Update 1: added “smart_drive_temp_info.zsh”
Update 2: added Model and Serial columns to the output in “smart_test_summary.zsh”
Update 3: “smart_test_summary.zsh” was showing “FAILED (Self-test)” for a drive that runs a test at the moment, now it shows “In progress” for such drive.

You could install Scrutiny instead and get a nice dashboard on top.

@pmh , this one GitHub - AnalogJ/scrutiny: Hard Drive S.M.A.R.T Monitoring, Historical Trends & Real World Failure Thresholds ?

Yes, it’s in the app catalog, just a handful of clicks to get up and running.

1 Like

@pmh scrutiny looks super advanced for my use case :thinking: I am not (yet) using Docker and have no idea how to run it on Scale :innocent: any hints for a proper fan control scripts on Supermicro? Otherwise going through the pain of Supermicro Fan Control - #29 by pvb after an upgrade from Core to Scale. And yes, I tried hybrid_fan_control, but it randomly fails to read CPU temperature for no good reason.

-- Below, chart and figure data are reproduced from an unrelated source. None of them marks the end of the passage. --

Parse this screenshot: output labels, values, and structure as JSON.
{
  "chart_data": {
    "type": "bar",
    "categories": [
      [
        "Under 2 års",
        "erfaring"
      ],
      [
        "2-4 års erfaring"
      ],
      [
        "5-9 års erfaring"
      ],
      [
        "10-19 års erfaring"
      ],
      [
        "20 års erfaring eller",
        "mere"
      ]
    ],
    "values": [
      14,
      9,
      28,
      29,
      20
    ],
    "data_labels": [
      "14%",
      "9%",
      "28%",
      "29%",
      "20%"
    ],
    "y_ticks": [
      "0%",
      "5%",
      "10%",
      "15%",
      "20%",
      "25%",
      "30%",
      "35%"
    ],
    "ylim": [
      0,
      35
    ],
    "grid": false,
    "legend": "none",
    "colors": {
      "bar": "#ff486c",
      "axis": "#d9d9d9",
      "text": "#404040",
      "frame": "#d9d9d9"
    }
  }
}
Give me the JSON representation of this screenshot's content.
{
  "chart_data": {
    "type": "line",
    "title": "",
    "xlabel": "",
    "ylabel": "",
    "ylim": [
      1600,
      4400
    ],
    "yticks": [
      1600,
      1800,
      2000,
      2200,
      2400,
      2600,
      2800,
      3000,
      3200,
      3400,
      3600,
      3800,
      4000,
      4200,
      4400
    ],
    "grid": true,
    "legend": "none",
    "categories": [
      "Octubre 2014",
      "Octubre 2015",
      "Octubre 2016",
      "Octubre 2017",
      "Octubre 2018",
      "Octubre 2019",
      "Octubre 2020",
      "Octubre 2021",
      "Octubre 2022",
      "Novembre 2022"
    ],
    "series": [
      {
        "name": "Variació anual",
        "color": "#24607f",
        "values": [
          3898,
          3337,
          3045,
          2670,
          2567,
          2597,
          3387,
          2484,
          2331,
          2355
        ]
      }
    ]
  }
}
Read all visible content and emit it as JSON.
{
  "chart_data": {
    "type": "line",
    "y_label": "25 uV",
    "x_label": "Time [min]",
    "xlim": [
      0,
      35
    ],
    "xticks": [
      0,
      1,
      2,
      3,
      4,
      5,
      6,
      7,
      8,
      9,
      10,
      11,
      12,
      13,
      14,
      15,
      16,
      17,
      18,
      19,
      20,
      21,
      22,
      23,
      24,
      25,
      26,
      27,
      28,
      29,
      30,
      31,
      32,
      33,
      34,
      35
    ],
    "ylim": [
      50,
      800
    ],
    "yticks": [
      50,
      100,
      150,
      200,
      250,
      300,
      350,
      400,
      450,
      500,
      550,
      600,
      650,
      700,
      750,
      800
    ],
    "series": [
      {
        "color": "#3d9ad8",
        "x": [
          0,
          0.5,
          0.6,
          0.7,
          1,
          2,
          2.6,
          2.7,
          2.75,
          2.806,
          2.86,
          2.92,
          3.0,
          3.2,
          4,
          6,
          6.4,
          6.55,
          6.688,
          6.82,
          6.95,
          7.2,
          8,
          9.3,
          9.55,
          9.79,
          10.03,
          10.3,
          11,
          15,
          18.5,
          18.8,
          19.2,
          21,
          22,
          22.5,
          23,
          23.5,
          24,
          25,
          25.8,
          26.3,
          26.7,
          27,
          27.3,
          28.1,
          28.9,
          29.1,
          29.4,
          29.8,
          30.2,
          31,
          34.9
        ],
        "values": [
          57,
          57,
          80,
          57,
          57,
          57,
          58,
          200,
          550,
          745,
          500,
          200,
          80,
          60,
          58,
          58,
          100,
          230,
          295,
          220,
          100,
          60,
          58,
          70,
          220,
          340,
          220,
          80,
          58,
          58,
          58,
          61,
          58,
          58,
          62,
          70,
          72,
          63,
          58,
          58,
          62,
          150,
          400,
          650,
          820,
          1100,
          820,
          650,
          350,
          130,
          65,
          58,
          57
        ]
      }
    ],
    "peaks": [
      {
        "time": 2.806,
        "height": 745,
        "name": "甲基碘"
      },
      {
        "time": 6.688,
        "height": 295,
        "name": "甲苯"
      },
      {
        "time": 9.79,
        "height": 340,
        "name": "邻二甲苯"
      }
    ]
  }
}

update: figured out Docker, menu Apps → Configuration - Choose Pool, then search for scrutiny, then install/deploy… works like a charm :tada:

Docker is built into SCALE/CE - just click on “Apps” in the menu, set the pool, click on “Discover Apps” in the upper right and fire away. No need to know anything about Docker at all - you have hundreds of apps at your disposal.

1 Like

Hi @pmh , is it possible that scrutiny reports a different temperature than own Truenas Web UI? And I am not finding controls to run (re-run) the current temperatures in scrutiny… does it work on its own schedule after some (how many?) minutes? No parameters in Settings :frowning: at least not in the UI.

You could also give Multi-Report a try, or FreeNAS Report. Scrutiny is easy and has a nice GUI. The other two are BASH scripts and send you the data in an email.

I run Scrutiny and Multi-Report. Multi-Report has other features besides the reporting.

1 Like

@joeschmuck , thank you for sharing. GitHub - JoeSchmuck/Multi-Report: FreeNAS/TrueNAS Script for emailed drive information. – I sense this is gold for novice and pros, specifically, Drive Troubleshooting Flowcharts.

ok, it seems that this page allows only one message to be marked as a solution, while I see at least two:

:pray: @pmh – Apps → Configuration - Choose Pool, then search for scrutiny, then install/deploy, scrutiny on Github: GitHub - AnalogJ/scrutiny: Hard Drive S.M.A.R.T Monitoring, Historical Trends & Real World Failure Thresholds

:pray: @joeschmuck – Multi-Report, discussed here and source on Github: GitHub - JoeSchmuck/Multi-Report: FreeNAS/TrueNAS Script for emailed drive information.